First, chronic TIN caused by anorexia does not uniformly progress. Renal biopsy of this patient revealed that some areas were obsolete lesions and other areas were active lesions. It was previously reported that anorexia was associated with chronic TIN (5-7). The main cause of chronic TIN is considered to be prolonged hypokalemia, which may be caused by a deficit of potassium in the diet, diuretic abuse, repeated vomiting, and stimulation of the renin-angiotensin-aldosterone system (8). Prolonged hypokalemia is known to produce vacuolar lesions in the epithelial cells of tubules (9), ultimately leading to TIN (4,10,11), the mechanism of which has been partially clarified by animal experiments (12-15). Since the present patient showed serum potassium of 2.5-3.5 mmol/L, prolonged hypokalemia might have an important role in the progression of TIN. However, considering that the chronic TIN of this patient did not uniformly progress, prolonged hypokalemia might not be the only factor that induced TIN. It was previously reported that not only prolonged hypokalemia but also chronic reduced kidney perfusion, repeated urinary tract infection, and drug abuse were related to TIN in anorexia patients (8). This patient's TIN might have been induced by many factors related to anorexia. The renal function might recover after steroid use because of the existence of active TIN, but steroid therapy has not been used to treat chronic TIN of anorexia patients in previous reports.
Second, not only TIN but also widespread calcification of the distal tubules might have aggravated the renal function of anorexia patients. Renal biopsy of this patient showed that a number of crystals, including calcium ones, were widely deposited in the distal tubules. Since the serum calcium level and the amount of urine calcium (0.06 g/day) were within the normal range, the likelihood of diseases that cause hypercalciuria, such as hyperparathyroidism and sarcoidosis, was low. Previous reports have suggested that anorexia patients tend to show nephrocalcinosis (16-18).
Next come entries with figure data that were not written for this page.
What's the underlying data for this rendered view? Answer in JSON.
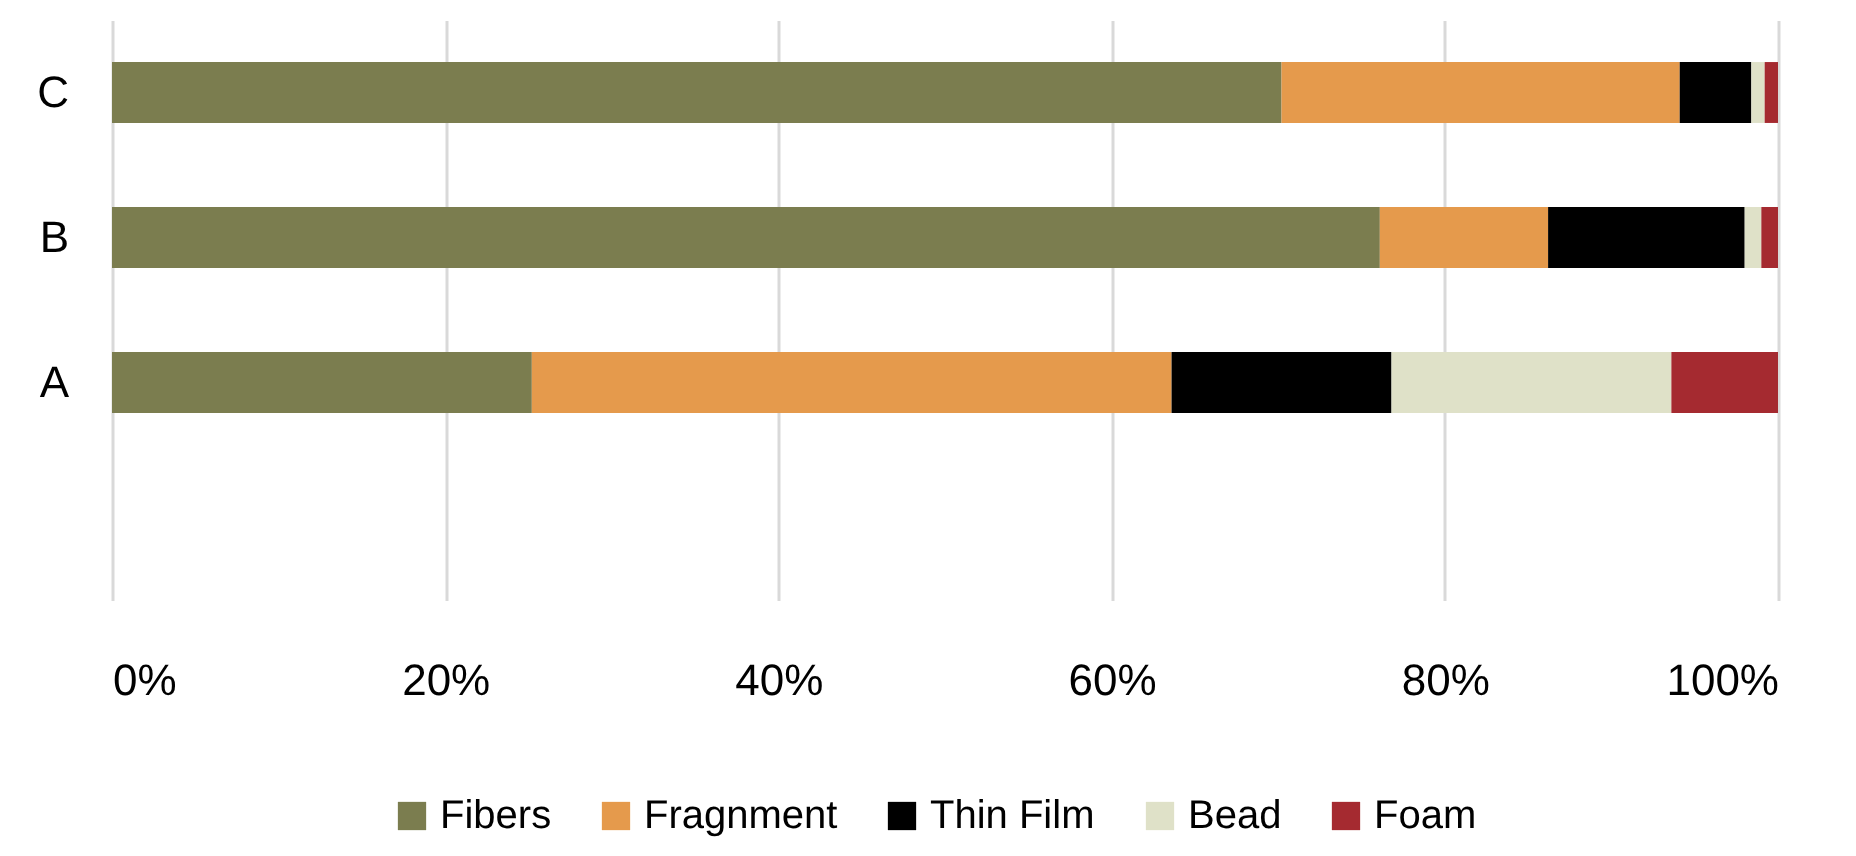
{
  "chart_data": {
    "type": "bar",
    "orientation": "horizontal",
    "stacked": true,
    "categories": [
      "C",
      "B",
      "A",
      null
    ],
    "series": [
      {
        "name": "Fibers",
        "color": "#7b7d4f",
        "values": [
          70.2,
          76.1,
          25.2,
          null
        ]
      },
      {
        "name": "Fragnment",
        "color": "#e59a4c",
        "values": [
          23.9,
          10.1,
          38.4,
          null
        ]
      },
      {
        "name": "Thin Film",
        "color": "#000000",
        "values": [
          4.3,
          11.8,
          13.2,
          null
        ]
      },
      {
        "name": "Bead",
        "color": "#dfe1c8",
        "values": [
          0.8,
          1.0,
          16.8,
          null
        ]
      },
      {
        "name": "Foam",
        "color": "#a52a30",
        "values": [
          0.8,
          1.0,
          6.4,
          null
        ]
      }
    ],
    "xlim": [
      0,
      100
    ],
    "xticks": [
      {
        "value": 0,
        "label": "0%"
      },
      {
        "value": 20,
        "label": "20%"
      },
      {
        "value": 40,
        "label": "40%"
      },
      {
        "value": 60,
        "label": "60%"
      },
      {
        "value": 80,
        "label": "80%"
      },
      {
        "value": 100,
        "label": "100%"
      }
    ],
    "grid": "x",
    "legend": "bottom"
  }
}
Furosemide inhibits Na+-K+-2Cl- cotransporters in the thick ascending limb of the loop of Henle, increases the intraluminal calcium concentration, and causes nephrocalcinosis (19), although we did not determine the exact amount of diuretics this patient had been taking or for how long. An autopsy report of an anorexia patient suggested that an enhanced renin-angiotensin system inhibited NaPi-IIa cotransporters in the proximal tubules and Ca2+-ATPase in the thin limb of the loop of Henle, causing nephrocalcinosis (17,18). These previous reports did not detect an association between nephrocalcinosis and aggravation of the renal function. However, renal biopsy of this patient showed that the deposition of many crystals in the distal tubules was very widespread, which might have contributed to the aggravation of the renal function by itself.
In conclusion, chronic TIN caused by anorexia does not uniformly progress, and not only TIN but also widespread calcification of the distal tubules might aggravate the renal function of anorexia patients. An accumulation of further cases is needed to understand the progression of CKD caused by anorexia.